When pipe fittings manufacturer Philmac needed to create a 3D printed tool for complex component manufacture, 3D Systems’ On Demand Manufacturing experts were crucial not only in selecting processes, but also in choosing the most suitable materials.
Improving the design of a part within a system is rarely straightforward. From the simplest enhancement to the most complex, a cycle of iterations can be expected to verify the design during prototyping and implement it in production. During a recent test for a new valve product design, this experience played out for Philmac, a global leader in designing and manufacturing specialist fittings and valves for the transfer, control and application of water.
Accustomed to accelerating its design cycle with 3D printing for prototyping, Philmac expanded its use of 3D printing to prototype tooling in order to enable a more complex geometry. Teaming with 3D Systems On Demand Manufacturing experts in Australia, Philmac conducted a successful trial of this new methodology to bring its new concept to life. 3D Systems On Demand Manufacturing delivers the technologies, materials and expertise to support the entire product development lifecycle from fast turn and advanced prototypes to appearance models and low volume production.
Fast design validation
As one of Philmac’s new valve product designs was undergoing testing, an opportunity to improve its function in silty water applications was identified. Comprised of a body, piston, cap and spring, the valve design was revised accordingly and a prototype was 3D printed for testing. After refining the designs based on prototype test feedback, they were reprinted for another test cycle and confirmed.
Bringing the design revision into production meant two of the components would need a tool adjustment before samples could be manufactured. Whereas one of the tools could be adjusted by remaking a core, the other tool was far more complex and could not be achieved easily with the existing equipment. With a range of options available for component manufacture, Philmac had a decision to make. It could use aluminium prototype tooling, machine parts directly from Acetal rod, or seize the opportunity to trial a 3D printed tool. After discussions around cost and timing, Philmac decided to explore a 3D printing solution.
Philmac and 3D Systems met to discuss the solutions available.

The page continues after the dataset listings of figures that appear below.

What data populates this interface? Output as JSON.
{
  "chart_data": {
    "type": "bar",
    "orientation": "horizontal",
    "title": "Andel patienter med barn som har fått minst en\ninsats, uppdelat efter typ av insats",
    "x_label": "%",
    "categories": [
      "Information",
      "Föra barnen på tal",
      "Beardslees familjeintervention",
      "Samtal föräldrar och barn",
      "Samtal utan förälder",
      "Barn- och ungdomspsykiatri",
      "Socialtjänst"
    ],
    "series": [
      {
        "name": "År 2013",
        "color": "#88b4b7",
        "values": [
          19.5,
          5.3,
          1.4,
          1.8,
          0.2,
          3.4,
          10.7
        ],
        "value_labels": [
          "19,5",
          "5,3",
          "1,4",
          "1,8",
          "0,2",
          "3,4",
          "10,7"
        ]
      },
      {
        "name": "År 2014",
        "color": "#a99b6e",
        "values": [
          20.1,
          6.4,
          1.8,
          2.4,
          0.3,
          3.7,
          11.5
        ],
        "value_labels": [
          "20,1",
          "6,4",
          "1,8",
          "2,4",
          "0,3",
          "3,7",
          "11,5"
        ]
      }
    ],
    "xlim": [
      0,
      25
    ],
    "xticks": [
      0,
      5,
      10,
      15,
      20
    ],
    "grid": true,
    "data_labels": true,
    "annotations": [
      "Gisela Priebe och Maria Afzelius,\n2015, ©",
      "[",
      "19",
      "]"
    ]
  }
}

Though the project would be the first of its kind for each local office, the initial design review left both companies feeling confident about their choice in partner. With 3D printed tooling design guidelines provided by an overseas sister company in the Aliaxis group, Philmac began researching desirable material properties to begin benchmark testing. In parallel, 3D Systems produced a series of material plaques for evaluation and provided Philmac’s team with background technical information to bolster its research.
Testing material properties
Philmac conducted comparative testing on the material plaques to determine the suitability of the various materials. Testing included heating the plaques to analyze material behavior at elevated temperatures, after which several plaques were ruled out. Following temperature testing, Philmac switched gears to measure pressure performance.
The four remaining plaques were subjected to compressive loads of 85kN and 100kN. Pressure performance results reduced the contending plaques to two. To determine the final material, Philmac repeated heat testing – this time heating each material to 180˚C, as the final selection would need to withstand the 220˚C melt-temperature of Acetal. On the basis of retaining both it shape and lettering, Philmac’s testing pointed to DuraForm HST, a fibre-reinforced SLS material with high temperature resistance.
Philmac’s final evaluation involved comparing the properties of DuraForm HST with other 3D printing materials that had been identified in previous research on successful 3D printed production tools. 3D Systems provided additional plaques in DuraForm HST enabling Philmac to evaluate the material for machining and polishing suitability. Philmac was especially pleased with machining results.
Many of Philmac’s injection mould tools are family-based and use change-over cores and cavities. To test the 3D printed tooling, Philmac selected an existing tool that suited the 3D-printed cavities based on the insert size required. For installation, the test team designed a steel ejector sleeve and nozzle inserts into the initial tool concept.
With its design finalised and material determined, Philmac placed an order for the cavity set with 3D Systems On Demand Manufacturing and received finished parts within the week. From there, the inserts were machined to fit the ejector, nozzle and gate inserts and sized for fit into the tool.
Trial day and results
For the initial trial, Philmac loaded the tool to the injection machine to test the ejector function. Cooling circuits had been designed into the inserts, and air was connected to the tool for cooling, along with manual air directed onto the insert surfaces in between shots.
As part of Philmac’s testing precautions, the tooling team first applied mould release to assist with the release of the part. Beginning with 75% of the calculated weight and lower pressures for the initial shot, Philmac started the molding process and incrementally increased the shot and pressure until a full part was produced. At each stage, Philmac’s team checked the 3D printed blocks with an infrared thermometer to ensure recommended temperature ranges were reached at the surface and target before commencing the next cycle.
In the next phase, Philmac increased hold pressure to achieve a packed part. To mitigate the risk of material sticking to a thin rib on the core side of the tool, Philmac’s team reapplied mould release and hand-polished the rib with sandpaper between shots to help keep the surface smooth. The settings were then increased until a stable part weight was achieved. According to Philmac’s tooling team, the 3D printed tool was a success and should be capable of making an additional 50 parts without incident.